Democrats — and even some Republicans — from high-tax areas also want to kill a Trump-era cap on deductions for those tax payments.

Progressives are particularly eager to see Biden make good on plans for a slew of upper-income tax hikes, like the billionaire’s tax that party moderates nixed last year.


“We want to get rid of the Trump tax cuts. We would want to implement all the taxes the president has laid out,” said Rep.
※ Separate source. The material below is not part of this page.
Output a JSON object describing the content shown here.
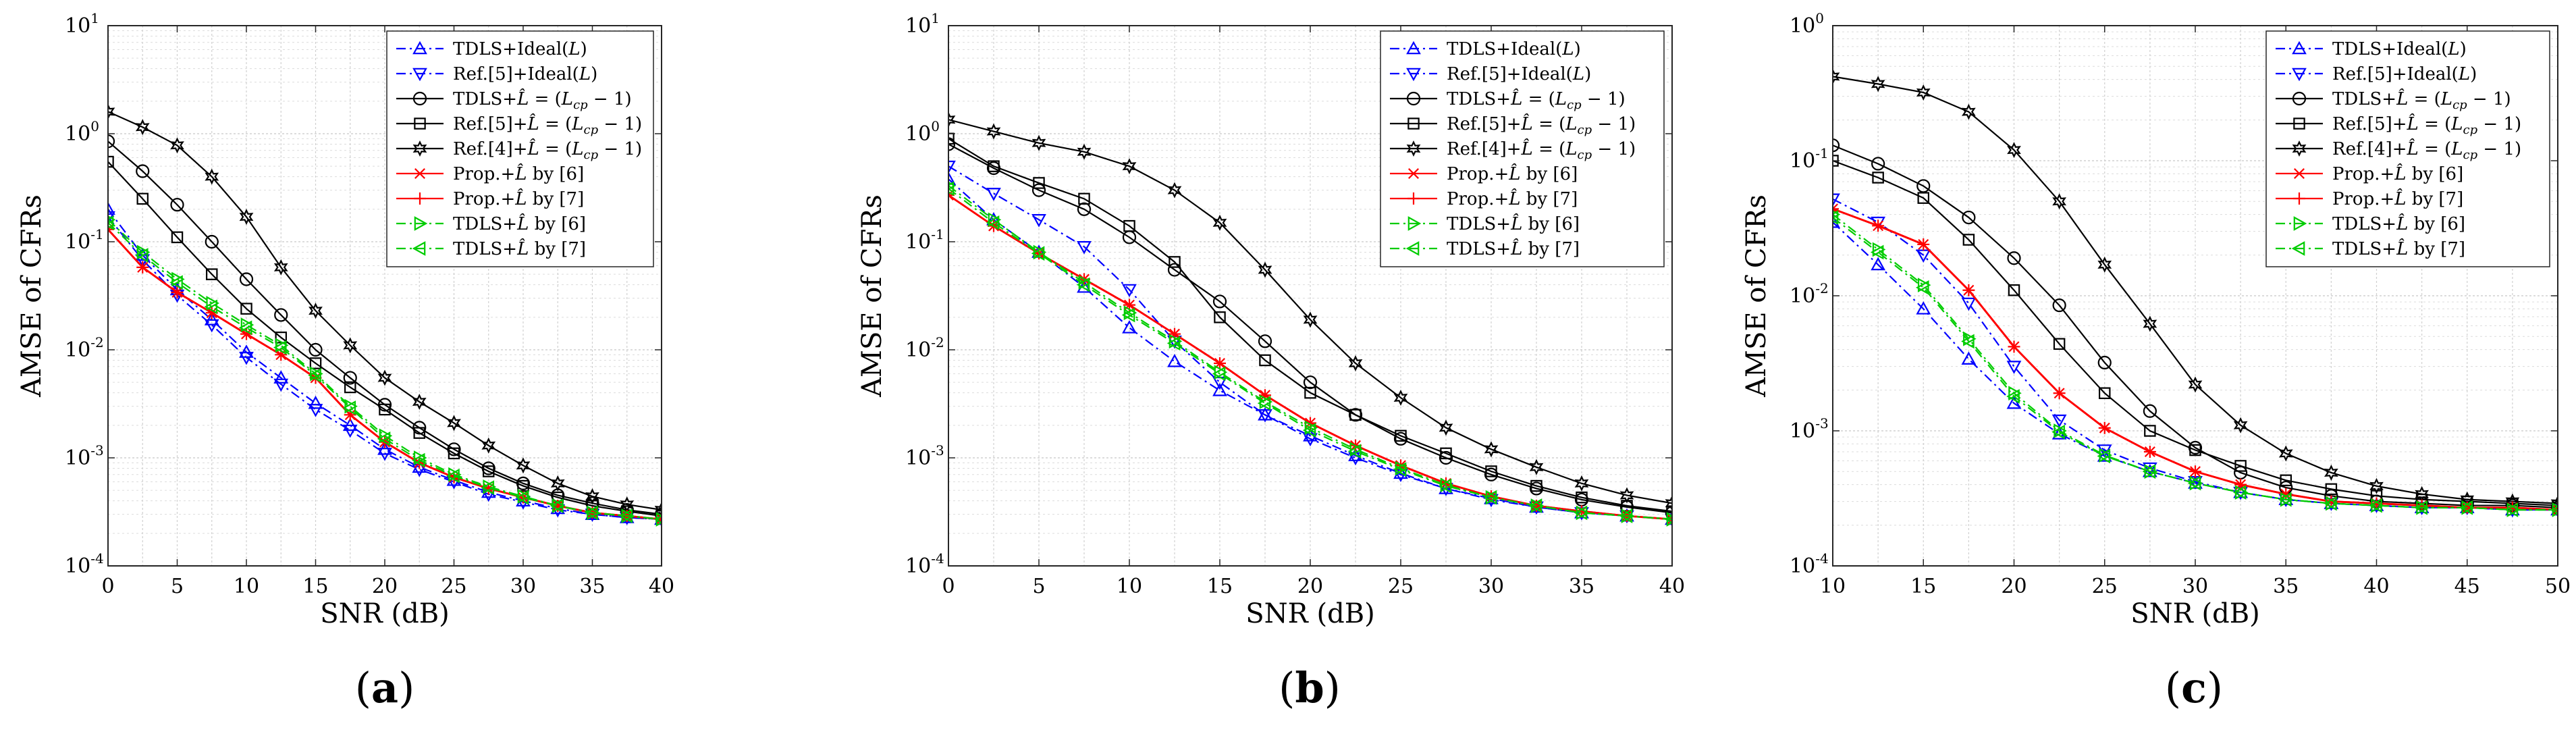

Pramila Jayapal (D-Wash.), who chairs the Congressional Progressive Caucus.

Republicans will also be tempted to roll back changes Democrats have made since Trump left office, such as higher IRS funding and added taxes on the biggest corporations.

“What we’d have to do is make a judgment call at the time: What would be the best outcome we could expect?” Sen. Kevin Cramer (R-N.D.) said of the expanded benefits. “What we don’t want to do is have them all revert back.”


Any intraparty fight would get messy: Manchin and Sinema’s divergent views on tax policy forced Democrats to reorient their party-line vision around taxing stock buybacks and huge corporations. And the GOP had its own internal brouhaha over the 2017 tax law.

If the 2024 election ends with a split decision between the parties, things could get even rockier.

Think of the doomsday scenario that resulted under divided government in 2012, when lawmakers spent New Year’s Eve in the Capitol haggling over a host of fiscal deadlines. Biden, then the vice president, cut a deal with Senate Minority Leader Mitch McConnell that raised taxes on high earners but kept some George W. Bush-era tax cuts.

“That was the wrong thing to do,” recalled Sen. Michael Bennet (D-Colo.), who opposed the agreement.

Yet that very scenario is exactly where Congress could find itself again in 2025.